Study of GDC-0980 Versus Everolimus in Participants With Metastatic Renal Cell Carcinoma Who Have Progressed on or Following Vascular Endothelial Growth Factor- (VEGF) Targeted Therapy
Status and phase
Completed
Phase 2
Conditions
Renal Cell Carcinoma
Treatments
Drug: GDC-0980
Drug: Everolimus
Study type
Interventional
Funder types
Industry
Identifiers
Details and patient eligibility
About
Study PIM4973g is a multicenter, international, open-label Phase II trial.

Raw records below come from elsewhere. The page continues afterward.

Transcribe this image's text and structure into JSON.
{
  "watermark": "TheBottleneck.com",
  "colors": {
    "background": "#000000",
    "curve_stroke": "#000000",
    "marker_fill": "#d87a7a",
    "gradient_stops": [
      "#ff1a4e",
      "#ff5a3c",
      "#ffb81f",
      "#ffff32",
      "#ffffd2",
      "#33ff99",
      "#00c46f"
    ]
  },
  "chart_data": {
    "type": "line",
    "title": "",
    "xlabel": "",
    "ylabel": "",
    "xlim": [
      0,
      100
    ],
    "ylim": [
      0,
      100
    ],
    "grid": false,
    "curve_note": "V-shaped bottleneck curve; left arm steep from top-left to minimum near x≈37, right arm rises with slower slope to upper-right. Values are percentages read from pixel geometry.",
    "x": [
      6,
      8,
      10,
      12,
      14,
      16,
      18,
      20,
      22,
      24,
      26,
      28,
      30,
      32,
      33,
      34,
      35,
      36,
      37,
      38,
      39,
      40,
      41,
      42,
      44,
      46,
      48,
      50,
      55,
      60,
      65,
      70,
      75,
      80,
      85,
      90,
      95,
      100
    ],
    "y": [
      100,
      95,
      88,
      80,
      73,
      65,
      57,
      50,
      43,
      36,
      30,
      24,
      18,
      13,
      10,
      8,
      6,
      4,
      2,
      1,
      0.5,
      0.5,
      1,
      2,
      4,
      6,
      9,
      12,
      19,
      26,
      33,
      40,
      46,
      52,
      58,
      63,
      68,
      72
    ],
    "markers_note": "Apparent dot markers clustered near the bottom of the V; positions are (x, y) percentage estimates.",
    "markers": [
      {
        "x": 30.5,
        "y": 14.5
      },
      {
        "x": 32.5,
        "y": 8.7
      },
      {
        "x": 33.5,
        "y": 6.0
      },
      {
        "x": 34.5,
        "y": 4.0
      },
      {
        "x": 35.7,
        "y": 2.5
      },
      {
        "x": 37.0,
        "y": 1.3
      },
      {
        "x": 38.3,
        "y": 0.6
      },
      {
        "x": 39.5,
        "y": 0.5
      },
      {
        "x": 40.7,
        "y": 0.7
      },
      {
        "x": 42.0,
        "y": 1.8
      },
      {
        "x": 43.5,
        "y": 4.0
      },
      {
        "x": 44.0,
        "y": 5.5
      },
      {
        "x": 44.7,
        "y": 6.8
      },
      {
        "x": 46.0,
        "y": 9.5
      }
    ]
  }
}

Participants with metastatic renal cell carcinoma who have progressed on or after VEGF targeted therapy will be randomized in 1:1 to two groups either to receive daily GDC-0980 or everolimus orally.
Enrollment
85 patients
Sex
All
Ages
18+ years old
Volunteers
No Healthy Volunteers
Inclusion criteria
- Histologically or cytologically documented, incurable metastatic renal cell carcinoma with clear-cell component that progressed on or within 6 months of stopping VEGF-targeted therapy
- Disease that is measurable per Response Evaluation Criteria in Solid Tumors Version 1.1 (RECIST v1.1)
- Karnofsky performance status of greater than or equal to (>=) 70 percent (%)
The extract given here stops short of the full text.